If you like the almond flavor combination with the raspberries (and I do), you might want to add slivered almonds to the cake and then top it with almonds rather than pecans. However, since pecans were what I had in the house, that is what I used today.Substitute a teaspoon of almond extract for one teaspoon of the vanilla for even more almond flavor as well.

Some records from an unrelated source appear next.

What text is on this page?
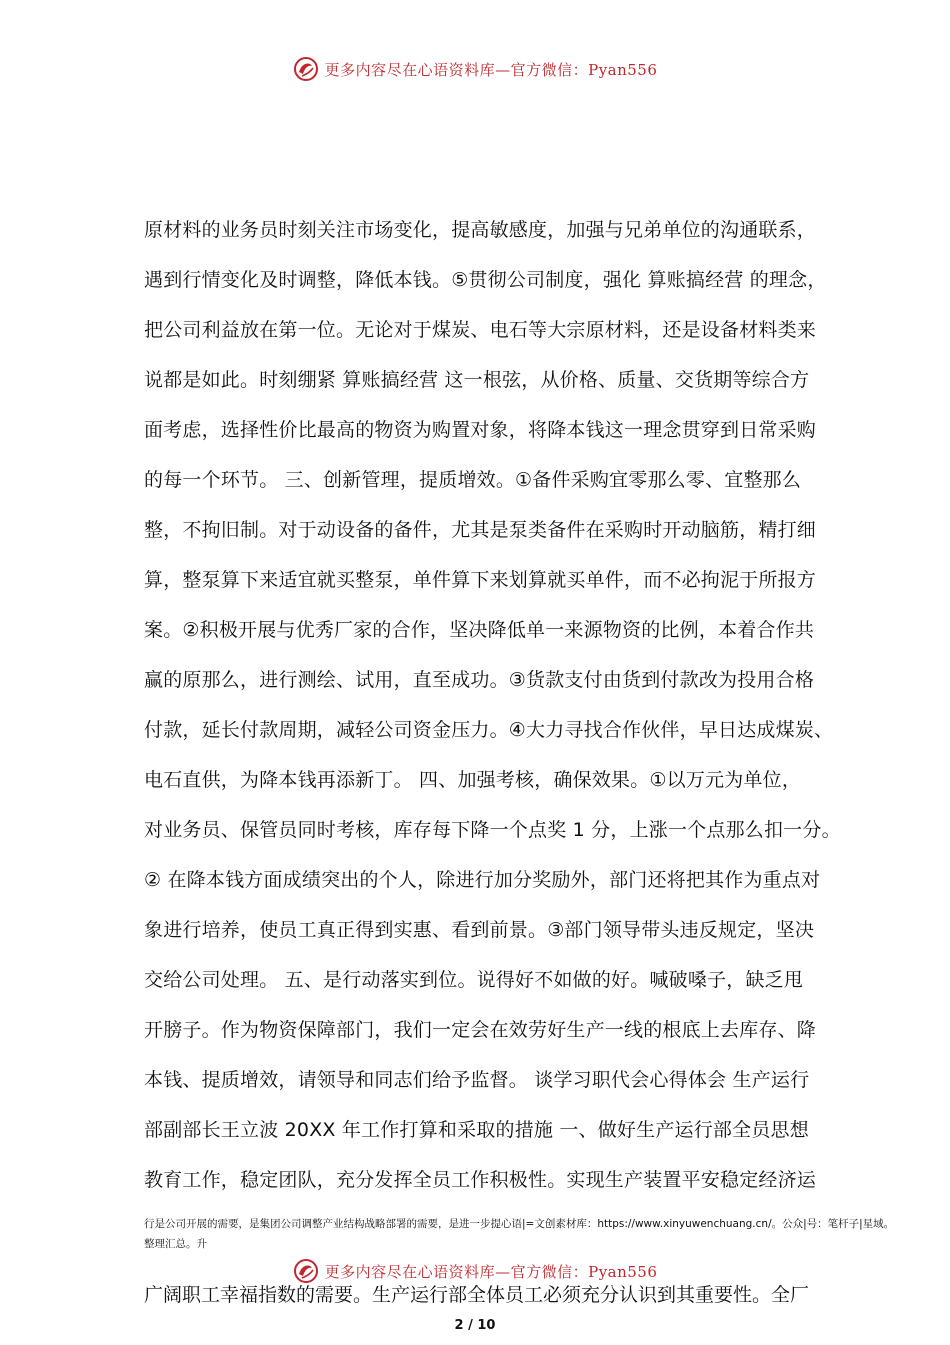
更多内容尽在心语资料库—官方微信：Pyan556
原材料的业务员时刻关注市场变化，提高敏感度，加强与兄弟单位的沟通联系，
遇到行情变化及时调整，降低本钱。⑤贯彻公司制度，强化 算账搞经营 的理念，
把公司利益放在第一位。无论对于煤炭、电石等大宗原材料，还是设备材料类来
说都是如此。时刻绷紧 算账搞经营 这一根弦，从价格、质量、交货期等综合方
面考虑，选择性价比最高的物资为购置对象，将降本钱这一理念贯穿到日常采购
的每一个环节。 三、创新管理，提质增效。①备件采购宜零那么零、宜整那么
整，不拘旧制。对于动设备的备件，尤其是泵类备件在采购时开动脑筋，精打细
算，整泵算下来适宜就买整泵，单件算下来划算就买单件，而不必拘泥于所报方
案。②积极开展与优秀厂家的合作，坚决降低单一来源物资的比例，本着合作共
赢的原那么，进行测绘、试用，直至成功。③货款支付由货到付款改为投用合格
付款，延长付款周期，减轻公司资金压力。④大力寻找合作伙伴，早日达成煤炭、
电石直供，为降本钱再添新丁。 四、加强考核，确保效果。①以万元为单位，
对业务员、保管员同时考核，库存每下降一个点奖 1 分，上涨一个点那么扣一分。
② 在降本钱方面成绩突出的个人，除进行加分奖励外，部门还将把其作为重点对
象进行培养，使员工真正得到实惠、看到前景。③部门领导带头违反规定，坚决
交给公司处理。 五、是行动落实到位。说得好不如做的好。喊破嗓子，缺乏甩
开膀子。作为物资保障部门，我们一定会在效劳好生产一线的根底上去库存、降
本钱、提质增效，请领导和同志们给予监督。 谈学习职代会心得体会 生产运行
部副部长王立波 20XX 年工作打算和采取的措施 一、做好生产运行部全员思想
教育工作，稳定团队，充分发挥全员工作积极性。实现生产装置平安稳定经济运
行是公司开展的需要，是集团公司调整产业结构战略部署的需要，是进一步提心语|=文创素材库：https://www.xinyuwenchuang.cn/。公众|号：笔杆子|星域。
整理汇总。升
更多内容尽在心语资料库—官方微信：Pyan556
广阔职工幸福指数的需要。生产运行部全体员工必须充分认识到其重要性。全厂
2 / 10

 Raspberry Banana Coffee Cake


12 oz raspberries, about 2 cups
2 T sugar
1 t lemon juice

1/2 c butter
1/4 c canola oil
2 c sugar
4 eggs
3 large bananas, mashed well (1 1/2 c) 
2 t vanilla
1 c plain nonfat yogurt (NOT Greek)
4 c flour
2 t baking powder
1 3/4 t baking soda
1 t cinnamon

1.  Combine raspberries, 2 tablespoons of sugar, and lemon juice and set aside. (If using frozen raspberries, drain the raspberries before adding other ingredients.)
2.  Beat together the butter, oil, and sugar until smooth. 
3.  Add the eggs, one at a time, and then the mashed bananas and vanilla. 
4.  Sift the dry ingredients together and add to the banana mixture alternately with the yogurt*.
5.  Generally grease and flour a 10 inch tube pan or Bundt pan. Pour about a third of the batter into the pan and then top with half the raspberries. Then layer another third of the batter, the rest of the berries, and the last of the batter. 
6.  Bake in a 350 degree oven for about 50 to 60 minutes, until a toothpick inserted near the center comes out clean.
7.  Allow the cake to cool in the pan about 15 minutes before turning on to a cake plate.





8. Top with the Powdered Sugar Glaze while the cake is still warm, and add pecans if desired. Serve warm or cold. Makes about 16 to 20 slices.

Powdered Sugar Glaze 

1 1/2 T butter, softened
1 c powdered sugar
1 t almond extract
approximately 1 T milk

1.  Stir all ingredients together, adding more milk if needed, a few drops at a time. 
2.  Spread the glaze over the top of the cake, pushing to the edges so the glaze drizzles down the sides in an attractive pattern.
3.  If desired, add pecan halves or slivered almonds to the top.